WITH regards to two points made by your correspondents’ letters on Tuesday – firstly, C Miller, there isn’t enough police to be proactive at any given time, he or she should think about the sheer volume of schools in Glasgow, pre-school, primary school and secondary school.

That’s a lot of buildings to keep track of.

I agree with the basis of your correspondent GM on face masks that should be worn at shopping centres such as Braehead.

What I don’t agree with is the assumption that the security guards have the power to turn the public away at point of entry.

That is a ridiculous comment to make.

Does GM want these men and women verbally abused or assaulted? Though I have to mention that said person did not mention possibly doing his or her civic duty? Not a chance.

John Grant


I REALLY admire Catriona Stewart’s articles in the Glasgow Times and the most recent one highlighting the banning of fans by Rangers for their involvement in racist abuse against Celtic player Kyogo Furuhashi.

However, one point really irks me about these articles and the constant mention of ‘we know it’s only a minority involved in these actions’.

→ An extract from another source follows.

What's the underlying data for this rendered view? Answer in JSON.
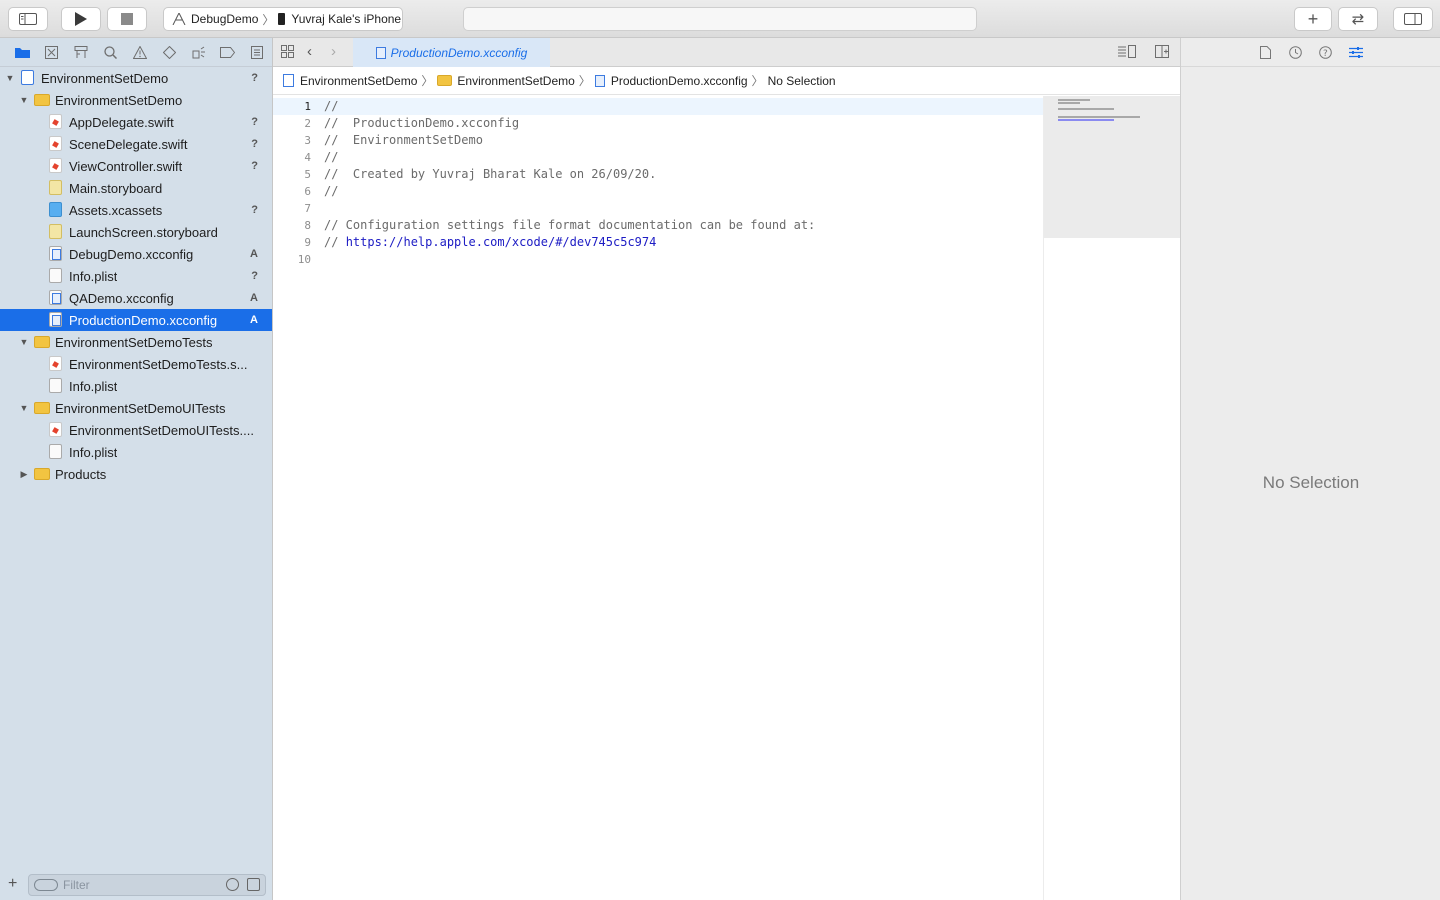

You only have to look at the abusive songs being sung inside the stadium by whole stands full of people to know this is not the case.

If so, that is some sizeable ‘minority’.



I AM researching my family history and would be interested to hear from anyone who might be related to the following family.

John James Smith was a brushmaker and was born in Gloucester in 1846 – the son of James Smith who was also a brushmaker.

James was born in Gloucester in 1808 – this James Smith was the son of a James Smith who was a corkcutter.

James Smith was my third great grandfather.

The 1861 census shows John James, now aged 15, as an apprentice brushmaker living in Northgate Street in Gloucester.

By 1868, John had moved to Dublin, living at Cuff Street, where he continued making and selling his brushes.

It was here on October 5, 1868, that he met and married Susan Green.

Their first child, Emily, my second cousin twice removed was born in Dublin in 1869.

Within a few years, the family had moved back to England living in Stoke-on-Trent.

By the 1881 census, the family had moved to Glasgow, living in the Dennistoun area of the city.

Emily married a James Aitkin and another daughter Clara married a William Ross.

I believe that these two families may have lived in Rutherglen at one time.